When I talk with a patient in my ED, there appears to be just two of us in the room. In reality, the hospital administrator is there, as well, speaking through his or her paperwork. Only I can hear the voice of the paperwork, although, I guess many patients suspect it is there. It shouts.

The voice of paperwork does not treat either one of us as equals; it has power and control over both of us. It may ask for clarification, but it has a small vocabulary with which to receive it, so that it seldom can grasp the nuances necessary to completely communicate. It gives feedback, but not the gentle feedback that allows the conversation to continue. Its feedback is crude: it takes away your freedom, your livelihood, your good name, or it lets you keep it.

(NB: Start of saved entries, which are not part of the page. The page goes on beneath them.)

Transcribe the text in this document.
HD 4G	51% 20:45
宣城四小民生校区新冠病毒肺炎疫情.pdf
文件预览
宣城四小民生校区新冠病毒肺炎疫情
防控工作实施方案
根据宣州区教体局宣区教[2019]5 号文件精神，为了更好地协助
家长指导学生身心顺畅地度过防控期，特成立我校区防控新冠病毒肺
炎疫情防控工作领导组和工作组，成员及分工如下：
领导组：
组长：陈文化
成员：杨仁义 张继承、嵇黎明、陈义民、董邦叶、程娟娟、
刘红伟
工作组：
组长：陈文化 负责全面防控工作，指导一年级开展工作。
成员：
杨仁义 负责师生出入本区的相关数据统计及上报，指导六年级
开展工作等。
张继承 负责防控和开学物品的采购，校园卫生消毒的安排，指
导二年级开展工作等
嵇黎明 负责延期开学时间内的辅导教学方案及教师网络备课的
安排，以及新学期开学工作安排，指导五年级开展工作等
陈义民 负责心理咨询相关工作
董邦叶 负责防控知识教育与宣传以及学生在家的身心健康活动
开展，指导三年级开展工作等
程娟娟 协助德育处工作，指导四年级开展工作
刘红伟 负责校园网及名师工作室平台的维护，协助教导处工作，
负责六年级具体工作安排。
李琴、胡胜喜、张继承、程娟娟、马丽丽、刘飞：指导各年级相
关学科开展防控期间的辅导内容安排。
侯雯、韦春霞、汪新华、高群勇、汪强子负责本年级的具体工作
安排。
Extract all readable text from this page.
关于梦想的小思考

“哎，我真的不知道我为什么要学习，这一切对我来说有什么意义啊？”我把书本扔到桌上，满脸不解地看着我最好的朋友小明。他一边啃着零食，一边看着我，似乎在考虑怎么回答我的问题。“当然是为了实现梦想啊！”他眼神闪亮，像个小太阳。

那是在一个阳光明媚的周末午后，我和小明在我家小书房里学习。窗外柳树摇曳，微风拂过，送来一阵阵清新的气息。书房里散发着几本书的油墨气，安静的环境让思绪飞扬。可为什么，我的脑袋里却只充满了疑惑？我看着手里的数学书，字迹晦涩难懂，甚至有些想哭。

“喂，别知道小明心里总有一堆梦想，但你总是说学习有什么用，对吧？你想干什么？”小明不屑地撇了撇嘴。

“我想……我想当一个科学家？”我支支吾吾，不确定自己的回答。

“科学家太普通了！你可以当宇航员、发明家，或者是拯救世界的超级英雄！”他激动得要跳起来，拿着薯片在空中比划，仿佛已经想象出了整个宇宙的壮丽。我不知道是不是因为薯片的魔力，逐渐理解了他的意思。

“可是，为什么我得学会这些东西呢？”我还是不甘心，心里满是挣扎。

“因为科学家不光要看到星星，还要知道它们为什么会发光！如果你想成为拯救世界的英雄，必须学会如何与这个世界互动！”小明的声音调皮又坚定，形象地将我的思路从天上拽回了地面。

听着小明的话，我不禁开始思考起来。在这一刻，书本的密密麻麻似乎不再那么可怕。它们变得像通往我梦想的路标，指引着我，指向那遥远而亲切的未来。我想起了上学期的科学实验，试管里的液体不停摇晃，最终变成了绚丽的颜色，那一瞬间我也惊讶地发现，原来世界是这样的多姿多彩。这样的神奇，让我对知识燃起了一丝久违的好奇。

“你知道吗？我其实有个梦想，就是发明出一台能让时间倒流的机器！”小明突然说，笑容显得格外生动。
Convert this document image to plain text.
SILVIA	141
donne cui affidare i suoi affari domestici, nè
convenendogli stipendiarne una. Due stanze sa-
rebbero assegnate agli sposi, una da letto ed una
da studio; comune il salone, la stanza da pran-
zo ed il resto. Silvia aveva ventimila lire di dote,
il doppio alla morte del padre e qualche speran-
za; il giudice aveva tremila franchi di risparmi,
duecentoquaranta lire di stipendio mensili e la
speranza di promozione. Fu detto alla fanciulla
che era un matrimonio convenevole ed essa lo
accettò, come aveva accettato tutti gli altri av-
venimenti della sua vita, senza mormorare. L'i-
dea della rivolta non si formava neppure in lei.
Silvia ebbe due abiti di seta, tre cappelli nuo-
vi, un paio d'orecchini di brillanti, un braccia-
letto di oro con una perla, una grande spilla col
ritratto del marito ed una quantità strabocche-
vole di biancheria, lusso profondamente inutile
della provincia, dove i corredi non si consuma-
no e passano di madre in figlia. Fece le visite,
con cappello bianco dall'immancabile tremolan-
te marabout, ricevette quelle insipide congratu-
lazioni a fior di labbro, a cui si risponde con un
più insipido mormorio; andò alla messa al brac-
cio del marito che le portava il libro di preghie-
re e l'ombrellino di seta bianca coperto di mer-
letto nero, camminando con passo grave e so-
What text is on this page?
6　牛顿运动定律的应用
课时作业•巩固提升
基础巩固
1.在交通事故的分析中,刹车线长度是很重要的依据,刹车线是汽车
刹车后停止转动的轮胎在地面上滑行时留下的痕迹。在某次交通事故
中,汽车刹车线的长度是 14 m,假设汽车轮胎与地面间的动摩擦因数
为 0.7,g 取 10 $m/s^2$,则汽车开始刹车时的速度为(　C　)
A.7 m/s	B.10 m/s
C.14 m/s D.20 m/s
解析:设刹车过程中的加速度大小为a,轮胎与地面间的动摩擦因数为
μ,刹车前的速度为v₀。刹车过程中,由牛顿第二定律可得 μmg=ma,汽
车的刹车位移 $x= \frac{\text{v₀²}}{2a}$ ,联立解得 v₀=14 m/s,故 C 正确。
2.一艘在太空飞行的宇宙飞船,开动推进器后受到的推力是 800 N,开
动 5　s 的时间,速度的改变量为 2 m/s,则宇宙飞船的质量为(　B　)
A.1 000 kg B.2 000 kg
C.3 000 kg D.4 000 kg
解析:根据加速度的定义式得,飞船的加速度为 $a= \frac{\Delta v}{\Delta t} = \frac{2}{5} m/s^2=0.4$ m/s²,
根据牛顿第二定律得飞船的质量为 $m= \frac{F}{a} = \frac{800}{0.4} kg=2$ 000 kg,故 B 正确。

All this is to say that I would be a much better counselor if I didn’t have to answer to anyone but the patient.

What we really need whenever we encounter one another, especially the troubled and incoherent, is a moment of silence. A silence like the silence I heard on the hilltop, or the silence I observe on this screen as I begin to write; silence that invites us to fill it with whatever we have to fill it with.

This silence should be followed by the initial speaker being silent while the first one that was silent speaks, expressing his or her reactions.

Then repeat.

This is the way that conversation happens, a conversation that will keep us all safe.

I’m going to be silent for a while now. I invite you to comment.